Gunter Senft ist Professor für allgemeine Sprachwissenschaft an der Universität Köln und Forscher am Max-Plank-Institut für Psycholinguistik in Nimwegen.
"Man geht davon aus, dass im Augenblick jede Woche einer diesen Sprachen stirbt."
Bevor sie für immer verstummen, sollten sie möglichst alle im Archiv für Bedrohte Sprachen - DOBES - in Nimwegen landen, sagt der Niederländer Paul Trilsbeek, der für das Multimedia-Archiv verantwortlich ist.
"Die Seite heißt dobes.mpi.nl. Und da kann man sich Beispiele angucken und hören von verschiedenen bedrohten Sprachen, die im Dobes-Projekt dokumentiert sind. Zum Beispiel hier gibt es eine Videoaufnahme Laal. Das ist eine Sprache die in Afrika gesprochen wird, im Tschad."
Bedroht sind vor allem die Sprachen kleiner Gruppen in Ländern mit ein oder zwei Nationalsprachen, die dann allmählich die Muttersprache dieser Gemeinschaft verdrängen. Gunter Senft nennt ein Beispiel aus Papua Neuguinea:
"Es gibt am Sepik, das ist ein riesengroßer Fluss in Papua Neuguinea, eine von vielen Sprachgemeinschaften, die die Sprache Yimas sprechen. Und die Leute, die haben einfach beschlossen, ihren Kindern nicht mehr ihre Sprache weiterzugeben, sondern den Kindern das melanesische Pidgin, das Tok Pisin, als Muttersprache zu vermitteln, weil sie davon ausgehen, dass sie mit dieser Sprache bessere Chancen haben. Das ist ein ganz klarer Punkt, wo eine Sprachgemeinschaft einfach auf Grund von ökonomischen Überlegungen für die nachfolgende Generation beschließt, wirklich offiziell beschließt, ihre Sprache sterben zu lassen."
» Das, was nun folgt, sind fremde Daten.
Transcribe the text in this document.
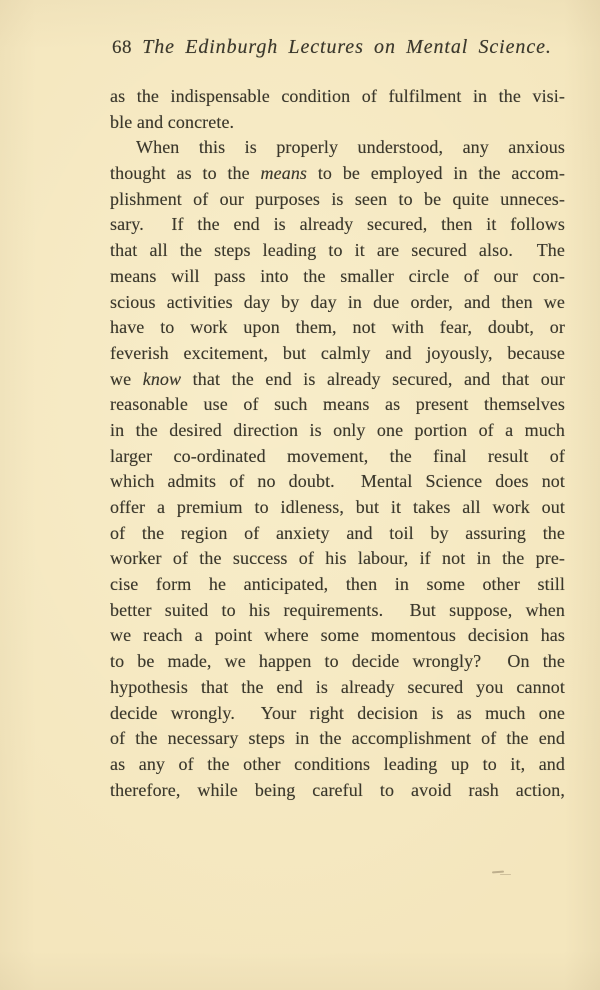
68 The Edinburgh Lectures on Mental Science.
as the indispensable condition of fulfilment in the visi-
ble and concrete.
When this is properly understood, any anxious
thought as to the means to be employed in the accom-
plishment of our purposes is seen to be quite unneces-
sary.  If the end is already secured, then it follows
that all the steps leading to it are secured also.  The
means will pass into the smaller circle of our con-
scious activities day by day in due order, and then we
have to work upon them, not with fear, doubt, or
feverish excitement, but calmly and joyously, because
we know that the end is already secured, and that our
reasonable use of such means as present themselves
in the desired direction is only one portion of a much
larger co-ordinated movement, the final result of
which admits of no doubt.  Mental Science does not
offer a premium to idleness, but it takes all work out
of the region of anxiety and toil by assuring the
worker of the success of his labour, if not in the pre-
cise form he anticipated, then in some other still
better suited to his requirements.  But suppose, when
we reach a point where some momentous decision has
to be made, we happen to decide wrongly?  On the
hypothesis that the end is already secured you cannot
decide wrongly.  Your right decision is as much one
of the necessary steps in the accomplishment of the end
as any of the other conditions leading up to it, and
therefore, while being careful to avoid rash action,
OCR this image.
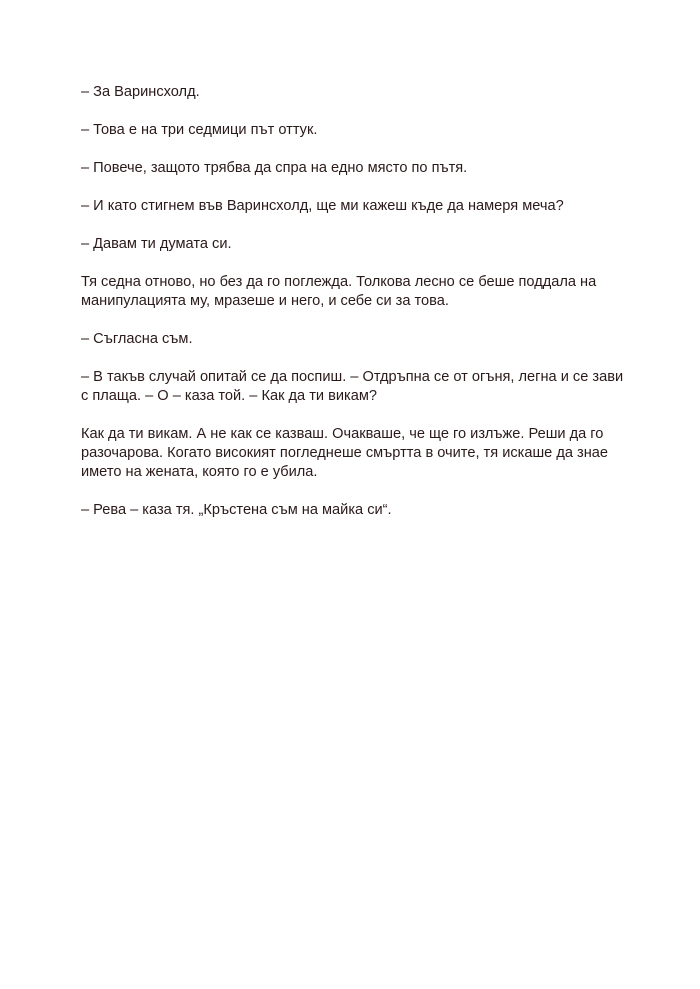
– За Варинсхолд.

– Това е на три седмици път оттук.

– Повече, защото трябва да спра на едно място по пътя.

– И като стигнем във Варинсхолд, ще ми кажеш къде да намеря меча?

– Давам ти думата си.

Тя седна отново, но без да го поглежда. Толкова лесно се беше поддала на
манипулацията му, мразеше и него, и себе си за това.

– Съгласна съм.

– В такъв случай опитай се да поспиш. – Отдръпна се от огъня, легна и се зави
с плаща. – О – каза той. – Как да ти викам?

Как да ти викам. А не как се казваш. Очакваше, че ще го излъже. Реши да го
разочарова. Когато високият погледнеше смъртта в очите, тя искаше да знае
името на жената, която го е убила.

– Рева – каза тя. „Кръстена съм на майка си“.
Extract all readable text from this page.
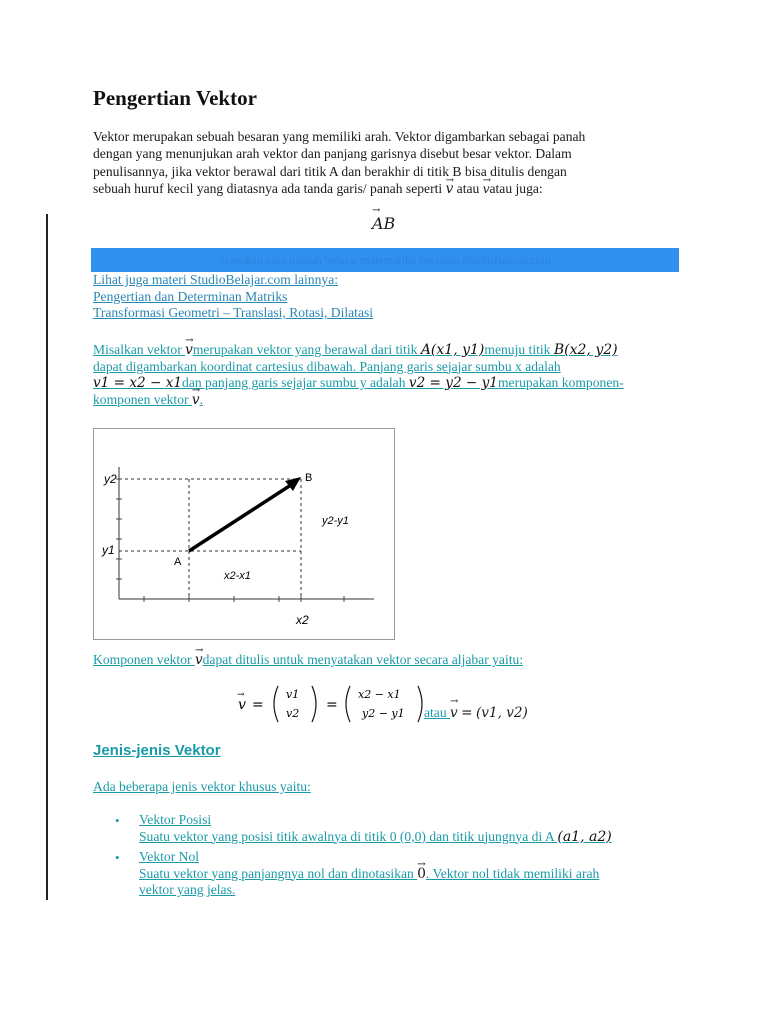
Pengertian Vektor
Vektor merupakan sebuah besaran yang memiliki arah. Vektor digambarkan sebagai panah
dengan yang menunjukan arah vektor dan panjang garisnya disebut besar vektor. Dalam
penulisannya, jika vektor berawal dari titik A dan berakhir di titik B bisa ditulis dengan
sebuah huruf kecil yang diatasnya ada tanda garis/ panah seperti → v atau → vatau juga:
→ AB
Temukan cara mudah belajar matematika bersama StudioBelajar.com
Lihat juga materi StudioBelajar.com lainnya:
Pengertian dan Determinan Matriks
Transformasi Geometri – Translasi, Rotasi, Dilatasi
Misalkan vektor → vmerupakan vektor yang berawal dari titik A(x1, y1)menuju titik B(x2, y2)
dapat digambarkan koordinat cartesius dibawah. Panjang garis sejajar sumbu x adalah
v1 = x2 − x1dan panjang garis sejajar sumbu y adalah v2 = y2 − y1merupakan komponen-
komponen vektor → v.
y2
y1
x2
A
B
x2-x1
y2-y1
Komponen vektor → vdapat ditulis untuk menyatakan vektor secara aljabar yaitu:
v
→
=
v1
v2
=
x2 − x1
y2 − y1 atau → v = (v1, v2)
Jenis-jenis Vektor
Ada beberapa jenis vektor khusus yaitu:
• Vektor Posisi
Suatu vektor yang posisi titik awalnya di titik 0 (0,0) dan titik ujungnya di A (a1, a2)
• Vektor Nol
Suatu vektor yang panjangnya nol dan dinotasikan → 0. Vektor nol tidak memiliki arah
vektor yang jelas.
Wenn eine Sprache verschwindet, stirbt die Kultur
Na und – könnte man denken. Doch mit jeder Sprache, die verschwindet, sagt Gunter Senft, geht aber auch ein Teil der Kultur der Menschen verloren, ihre Art zu denken, Wissen und Traditionen weiterzugeben.
"Von daher ist es unglaublich wichtig, dass Sprachwissenschaftler versuchen, so viele von diesen Sprachen wie irgend möglich zu dokumentieren, damit wir in den nächsten Jahren noch einen Eindruck von der unglaublichen Sprachenvielfalt haben, die hier auf dieser Erde geherrscht hat."
Dazu müssen die bedrohten Sprachen erforscht, beschrieben und katalogisiert werden. Eine ungeheuer aufwendige Arbeit.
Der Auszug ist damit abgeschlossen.